Cervical or lumbosacral level radicular involvement of the nerve roots (radiculopathy) is one of the most common reasons for which the electromyography is required.
The cervical or lumbosacral pain is often a result of nerve compression caused by a herniated disc or is due to the compression exerted by spondylo-arthritic osteophytic alterations or ligamentous hypertrophy (the latter case occurs mostly at the cervical level, while at lumbosacral level prevails radicular involvement by herniated disc compression).

The cervical radiculopathy causes pain that radiates from the neck to the upper limb with a distribution that depends on the involved root (dermatomal distribution). To the pain in the affected dermatome, is often added the appearance of tingling (paraesthesia) and lack of sensitivity (hypoaesthesia).

The same symptom occurs by compression of the lumbosacral nerve roots, with pain radiating from the buttock to the lower limb.

The use of MRI of the spine is currently the fundamental test in the diagnosis of cervical and lumbosacral radiculopathy. It should be noted, with great simplicity and accuracy the site and the cause of radicular suffering. Recent studies have shown that MRI abnormalities are evident even in up to 50% completely asymptomatic individuals. Therefore it is possible the risk of a false positive exam or an overestimation of damage. In fact, it is common practice to see patients with small hernias but with marked pain and patients with massive hernias with, however, a more mild pain.

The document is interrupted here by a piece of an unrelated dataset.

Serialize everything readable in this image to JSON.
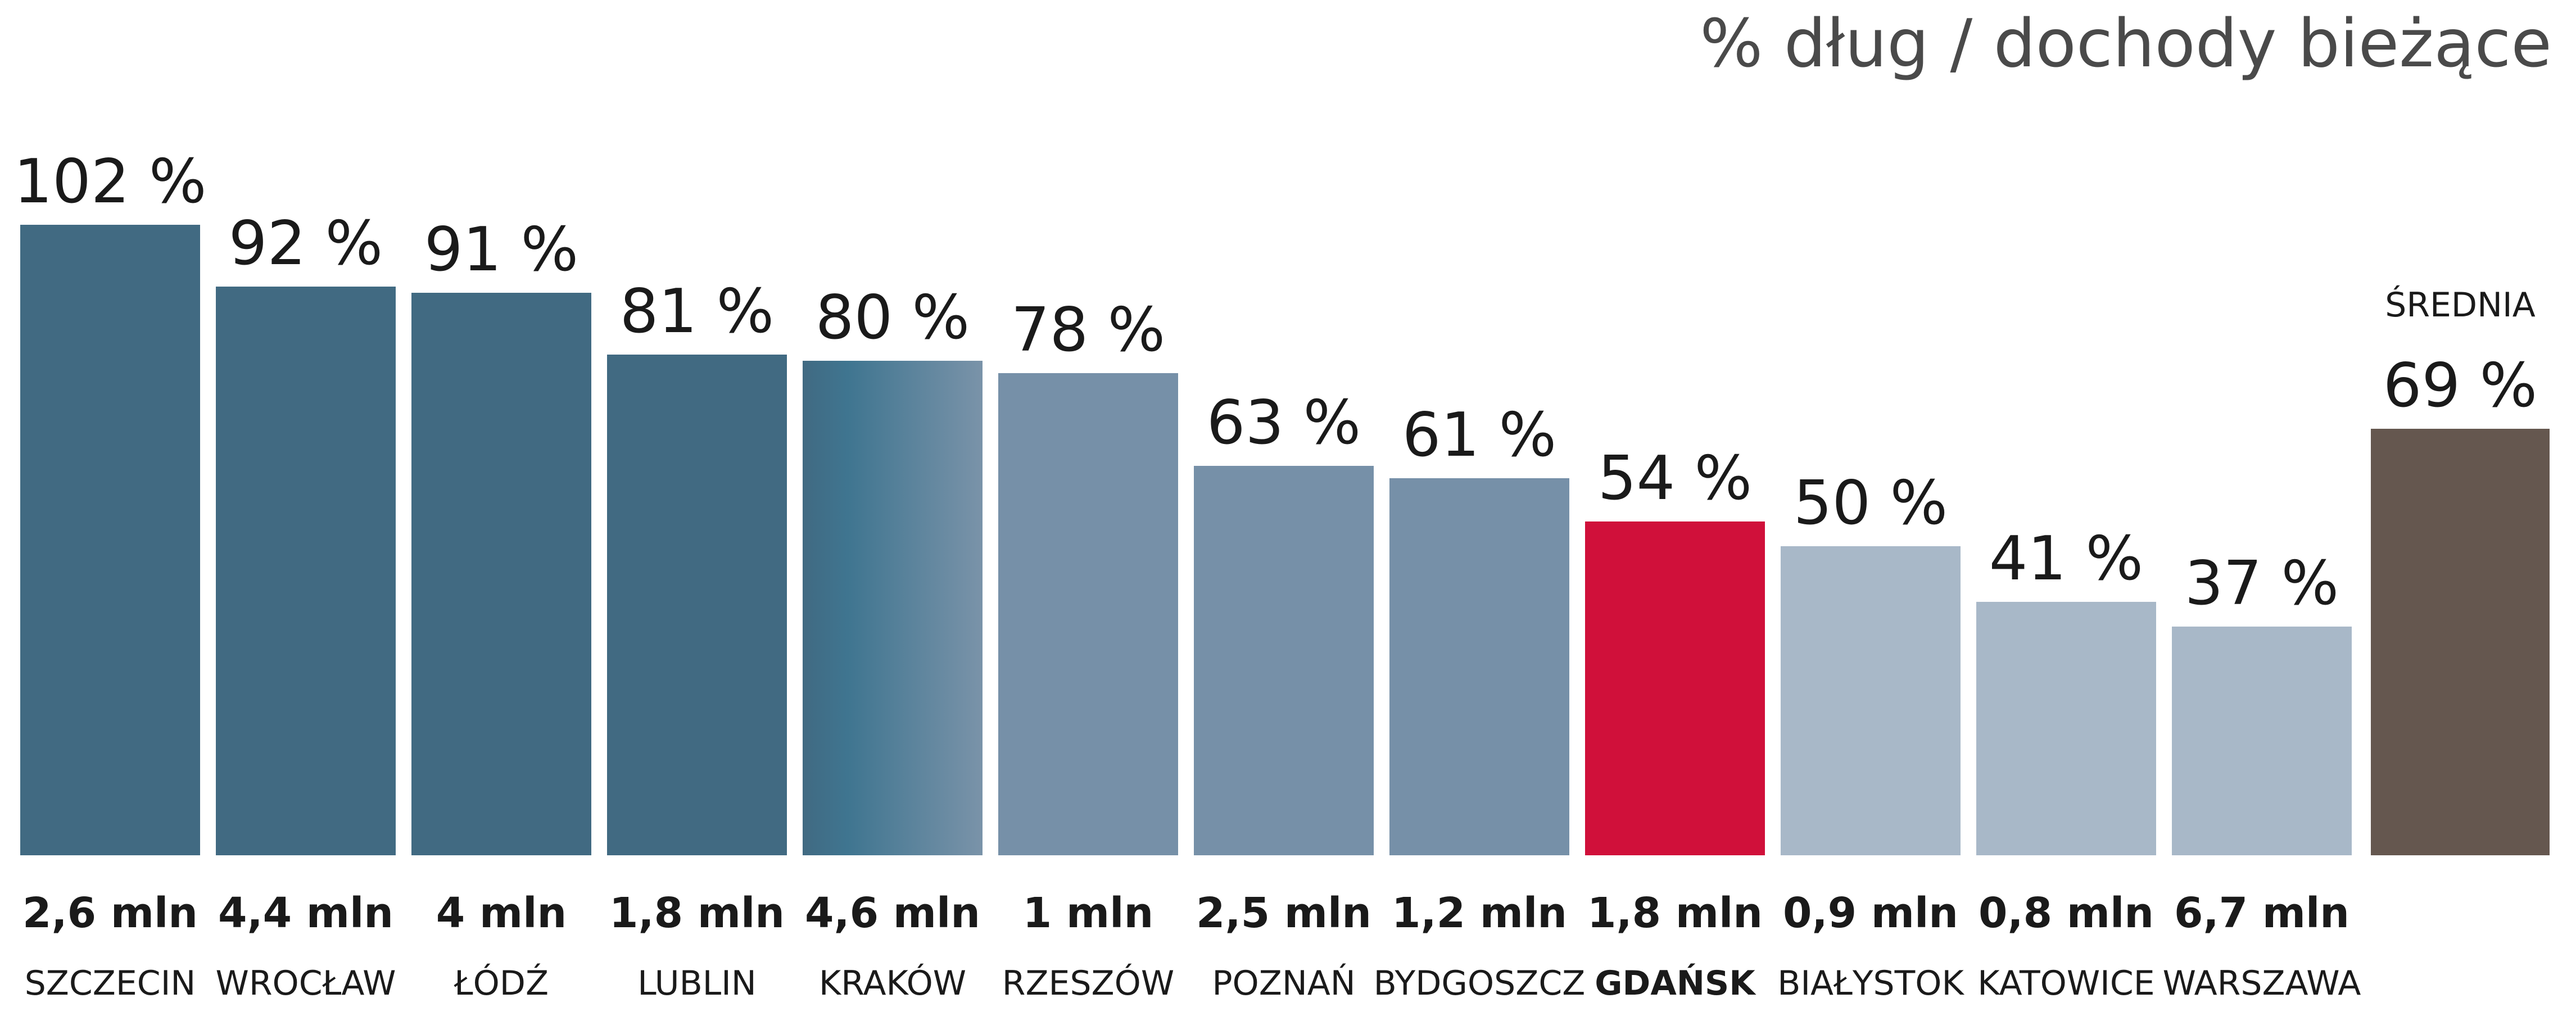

The primary aim of the EMG in cervicalgia and sciatalgia is to confirm the interest and the degree of the neuropathic involvement of the root suspected in pain symptoms.

The second objective is to exclude (or highlight) the symptomatology that is due to a problem going beyond the radicular location, (a C7 radicular pain may have symptoms similar to compression of the median nerve in the wrist).

Electromyography has certain advantages over MRI in some conditions:
-when a radicular pain is clinically probable but MRI shows no abnormalities. Some examples would be the diabetic radiculopathy and the herpes zoster radiculopathy.

-when you highlight a discrepancy between the MRI results (as we said can sometimes be falsely too sensitive) and the clinical data.

-when the disease may be multifocal (radicular abnormalities and concomitant alterations, as in the aforementioned case of carpal tunnel syndrome or compression of the ulnar nerve at the elbow).

Electromyography highlights abnormalities of functional character, while the MRI shows off structural abnormalities. It follows that the two tests are not mutually exclusive, but rather are perfectly complementary.
For these reasons, in case of cervical and lumbosacral pain, it is always advisable to integrate the diagnostic process with both morphological study (MRI) and than with functional study (electromyographic examination).